In the old experimental branch that I used previously, the retype-untyped operation allowed me to manually specify an offset where the new kernel object should be placed within the untyped memory region. So I was able to manage the allocation of untyped memory manually.
In short, I added each initial untyped memory region to a roottask-local "phys-mem" allocator. Each time when creating a kernel object, I asked this allocator for a region of the required size and alignment, determined the untyped-memory capability that belongs to the found region, and used this capability to create the kernel object(s) at the calculated offset within the untyped-memory region. This worked very well.
After switching to version 2, I found the retype-untyped operation to lack the offset argument (which admittedly was never present in the non-experimental version). Instead of accepting an offset parameter, the kernel maintains a built-in allocator per untyped-memory region. (please correct me if my understanding is wrong) The allocator is basically a simple offset value ("FreeIndex") that is increased with each allocation. Since I no longer have the chance to specify the offset explicitly, I have to rely on the allocation policy of the kernel and hit the following problem:
There exists an untyped memory region of size 0x2000. Initially, the FreeIndex is 0. Now, I am creating the following kernel objects within the untyped-memory region:
1. CNode with totalObjectSize 0x400:
-> The allocation increases FreeIndex to 0x400.
2. CNode with totalObjectSize 0x800:
-> The FreeIndex gets aligned to 0x800 (natural alignment of the to-be-created CNode). This creates a gap between 0x400 and 0x800. -> The allocation increases FreeIndex to 0x1000.
3. seL4_IA32_4K with a totalObjectSize 0x1000:
-> The allocation increases FreeIndex to 0x2000.
4. CNode with totalObjectSize 0x400:
<<seL4 [decodeUntypedInvocation/209 T0xe3fc9900 "rootserver" @2013228]: Untyped Retype: Insufficient memory (1 * 1024 bytes needed, 0 bytes available).>>
Since FreeIndex equals the size of the untyped memory region, the kernel concludes that untypedFreeBytes is 0.
Even though there exists a gap of 0x400 within the untyped memory region that satisfies the alignment of the to-be-created kernel object, the kernel won't allow me to use it. In contrast, with the retype-untyped-at-offset operation, such a situation never occurred. Right now, I am a bit puzzled about how to proceed and have the following questions in the back of me head:
* What is the rationale behind fixing the allocation policy within untyped memory regions in the kernel. Doesn't this design contradict with the principle of avoiding policy in the kernel? In my specific case, this policy seemingly makes my life much more difficult. To use the kernel in a deterministic way, I would need to model the kernel's allocation behavior in the user land.

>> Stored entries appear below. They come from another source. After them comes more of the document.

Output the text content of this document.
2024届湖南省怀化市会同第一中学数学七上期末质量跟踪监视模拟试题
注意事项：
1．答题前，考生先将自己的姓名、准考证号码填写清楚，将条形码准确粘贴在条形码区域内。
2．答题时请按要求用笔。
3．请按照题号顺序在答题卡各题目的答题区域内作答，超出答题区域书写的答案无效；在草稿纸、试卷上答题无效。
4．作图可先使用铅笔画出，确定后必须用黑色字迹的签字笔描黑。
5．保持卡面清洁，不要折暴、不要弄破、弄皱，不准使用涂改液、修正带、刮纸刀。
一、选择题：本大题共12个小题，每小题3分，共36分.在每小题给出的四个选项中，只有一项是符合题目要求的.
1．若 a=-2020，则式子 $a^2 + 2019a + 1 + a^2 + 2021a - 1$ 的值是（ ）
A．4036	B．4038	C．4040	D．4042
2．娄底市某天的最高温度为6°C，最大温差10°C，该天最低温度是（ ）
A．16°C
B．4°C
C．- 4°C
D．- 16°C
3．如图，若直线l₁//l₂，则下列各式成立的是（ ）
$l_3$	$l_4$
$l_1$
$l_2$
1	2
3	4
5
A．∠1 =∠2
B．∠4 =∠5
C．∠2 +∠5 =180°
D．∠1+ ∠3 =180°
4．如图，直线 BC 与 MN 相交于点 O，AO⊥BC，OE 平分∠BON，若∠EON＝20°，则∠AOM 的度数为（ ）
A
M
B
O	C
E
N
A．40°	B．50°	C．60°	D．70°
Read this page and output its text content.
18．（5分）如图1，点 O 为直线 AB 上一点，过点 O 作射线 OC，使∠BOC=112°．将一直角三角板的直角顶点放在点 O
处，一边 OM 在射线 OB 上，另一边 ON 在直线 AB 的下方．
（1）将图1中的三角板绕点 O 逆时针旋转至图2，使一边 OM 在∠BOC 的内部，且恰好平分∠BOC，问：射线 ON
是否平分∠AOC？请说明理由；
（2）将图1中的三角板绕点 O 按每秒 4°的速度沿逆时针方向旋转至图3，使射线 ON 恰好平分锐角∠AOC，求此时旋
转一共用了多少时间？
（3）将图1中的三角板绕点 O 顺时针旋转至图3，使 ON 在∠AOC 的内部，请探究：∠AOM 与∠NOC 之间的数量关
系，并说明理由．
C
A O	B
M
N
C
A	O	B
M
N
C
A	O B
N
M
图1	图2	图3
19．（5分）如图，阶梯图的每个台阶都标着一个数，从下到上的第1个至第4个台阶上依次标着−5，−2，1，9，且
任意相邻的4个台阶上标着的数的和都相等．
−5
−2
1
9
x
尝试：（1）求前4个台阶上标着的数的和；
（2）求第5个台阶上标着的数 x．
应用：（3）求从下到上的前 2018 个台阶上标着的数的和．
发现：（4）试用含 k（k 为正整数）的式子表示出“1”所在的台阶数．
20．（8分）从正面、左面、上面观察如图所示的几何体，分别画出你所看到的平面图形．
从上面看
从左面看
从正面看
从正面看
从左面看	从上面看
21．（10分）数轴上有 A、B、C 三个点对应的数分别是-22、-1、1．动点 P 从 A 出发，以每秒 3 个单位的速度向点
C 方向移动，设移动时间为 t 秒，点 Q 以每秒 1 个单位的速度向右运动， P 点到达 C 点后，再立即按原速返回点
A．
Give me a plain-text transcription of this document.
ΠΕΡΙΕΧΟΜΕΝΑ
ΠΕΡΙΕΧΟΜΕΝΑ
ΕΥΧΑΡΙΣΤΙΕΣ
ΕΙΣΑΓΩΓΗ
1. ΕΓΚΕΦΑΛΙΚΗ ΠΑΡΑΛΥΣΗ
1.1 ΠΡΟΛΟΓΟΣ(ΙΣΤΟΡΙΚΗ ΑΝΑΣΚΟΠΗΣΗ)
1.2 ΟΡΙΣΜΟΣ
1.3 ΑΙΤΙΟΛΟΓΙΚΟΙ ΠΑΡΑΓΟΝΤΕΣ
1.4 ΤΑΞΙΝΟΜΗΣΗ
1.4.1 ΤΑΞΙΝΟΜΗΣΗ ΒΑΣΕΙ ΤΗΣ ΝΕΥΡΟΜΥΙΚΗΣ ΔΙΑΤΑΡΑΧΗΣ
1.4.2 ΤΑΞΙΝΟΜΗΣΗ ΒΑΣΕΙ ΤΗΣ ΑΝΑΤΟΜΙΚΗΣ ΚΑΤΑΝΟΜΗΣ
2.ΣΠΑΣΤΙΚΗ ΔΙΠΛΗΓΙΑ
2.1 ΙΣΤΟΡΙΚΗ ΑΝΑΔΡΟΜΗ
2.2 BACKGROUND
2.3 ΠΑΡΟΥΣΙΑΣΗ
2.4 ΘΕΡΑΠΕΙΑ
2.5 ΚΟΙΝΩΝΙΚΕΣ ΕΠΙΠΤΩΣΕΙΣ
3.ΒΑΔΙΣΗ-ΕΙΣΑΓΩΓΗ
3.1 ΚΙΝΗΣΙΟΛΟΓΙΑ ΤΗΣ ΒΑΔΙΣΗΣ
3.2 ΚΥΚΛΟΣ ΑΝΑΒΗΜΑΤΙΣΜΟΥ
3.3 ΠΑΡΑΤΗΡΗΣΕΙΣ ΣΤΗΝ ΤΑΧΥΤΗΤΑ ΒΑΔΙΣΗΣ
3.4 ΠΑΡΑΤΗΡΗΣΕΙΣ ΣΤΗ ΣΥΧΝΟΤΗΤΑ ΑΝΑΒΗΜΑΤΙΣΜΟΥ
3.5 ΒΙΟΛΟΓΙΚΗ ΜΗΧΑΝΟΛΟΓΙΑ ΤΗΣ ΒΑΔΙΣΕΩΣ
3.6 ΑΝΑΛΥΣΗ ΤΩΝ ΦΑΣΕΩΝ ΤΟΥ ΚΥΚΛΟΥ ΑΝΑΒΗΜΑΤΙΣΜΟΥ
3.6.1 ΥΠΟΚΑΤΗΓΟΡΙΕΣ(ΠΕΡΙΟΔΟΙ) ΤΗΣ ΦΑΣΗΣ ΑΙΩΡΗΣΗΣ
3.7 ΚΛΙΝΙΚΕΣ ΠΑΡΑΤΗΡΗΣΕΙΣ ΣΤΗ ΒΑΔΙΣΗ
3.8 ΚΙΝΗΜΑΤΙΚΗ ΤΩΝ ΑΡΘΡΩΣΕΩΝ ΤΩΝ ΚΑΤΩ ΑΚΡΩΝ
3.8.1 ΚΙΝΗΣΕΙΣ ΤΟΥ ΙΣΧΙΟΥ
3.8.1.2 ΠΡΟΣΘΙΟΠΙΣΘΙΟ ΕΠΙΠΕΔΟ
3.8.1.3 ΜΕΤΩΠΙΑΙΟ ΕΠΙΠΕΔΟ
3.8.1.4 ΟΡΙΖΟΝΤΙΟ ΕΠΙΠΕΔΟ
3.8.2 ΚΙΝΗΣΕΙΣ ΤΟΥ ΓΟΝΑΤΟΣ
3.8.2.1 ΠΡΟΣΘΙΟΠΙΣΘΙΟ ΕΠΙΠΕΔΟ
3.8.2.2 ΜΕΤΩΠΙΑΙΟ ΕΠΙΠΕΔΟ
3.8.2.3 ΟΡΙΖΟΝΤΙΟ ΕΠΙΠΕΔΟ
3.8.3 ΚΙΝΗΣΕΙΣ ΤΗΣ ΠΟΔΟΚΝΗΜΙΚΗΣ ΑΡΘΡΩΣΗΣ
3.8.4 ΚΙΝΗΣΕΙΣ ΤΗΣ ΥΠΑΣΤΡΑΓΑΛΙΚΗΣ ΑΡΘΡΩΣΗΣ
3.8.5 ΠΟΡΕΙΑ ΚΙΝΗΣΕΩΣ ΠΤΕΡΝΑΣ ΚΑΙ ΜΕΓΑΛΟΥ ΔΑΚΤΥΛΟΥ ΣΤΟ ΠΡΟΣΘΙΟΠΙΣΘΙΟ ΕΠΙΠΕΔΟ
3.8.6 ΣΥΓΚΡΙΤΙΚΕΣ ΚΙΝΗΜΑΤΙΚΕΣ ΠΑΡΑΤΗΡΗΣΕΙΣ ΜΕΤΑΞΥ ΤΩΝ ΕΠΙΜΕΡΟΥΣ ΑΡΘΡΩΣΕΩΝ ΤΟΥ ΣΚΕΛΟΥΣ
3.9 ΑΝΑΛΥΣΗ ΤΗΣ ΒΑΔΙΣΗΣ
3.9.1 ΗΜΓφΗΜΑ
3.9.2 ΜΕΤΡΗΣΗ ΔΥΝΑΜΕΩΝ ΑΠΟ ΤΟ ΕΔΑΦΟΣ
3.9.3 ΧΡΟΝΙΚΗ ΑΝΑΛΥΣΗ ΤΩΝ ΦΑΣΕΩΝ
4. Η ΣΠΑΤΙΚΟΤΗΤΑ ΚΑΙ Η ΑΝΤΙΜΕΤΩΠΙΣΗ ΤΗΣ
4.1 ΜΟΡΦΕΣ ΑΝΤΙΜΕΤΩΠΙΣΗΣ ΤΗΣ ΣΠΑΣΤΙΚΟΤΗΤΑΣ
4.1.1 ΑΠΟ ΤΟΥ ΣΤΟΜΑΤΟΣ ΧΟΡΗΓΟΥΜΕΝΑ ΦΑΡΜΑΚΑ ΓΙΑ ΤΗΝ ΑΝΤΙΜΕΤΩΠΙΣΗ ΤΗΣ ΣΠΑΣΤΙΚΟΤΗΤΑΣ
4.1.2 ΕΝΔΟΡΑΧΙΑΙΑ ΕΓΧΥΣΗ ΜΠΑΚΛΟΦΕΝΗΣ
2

* From what I gather from the kernel's source code, the built-in allocator would not allow me to reuse parts of untyped memory regions because 'FreeIndex' is always increasing. E.g., after revoking the CNodes of steps 1 and 2, I still cannot create any new kernel objects within the untyped memory region because FreeIndex remains equal the size of the untyped memory region. Is this correct?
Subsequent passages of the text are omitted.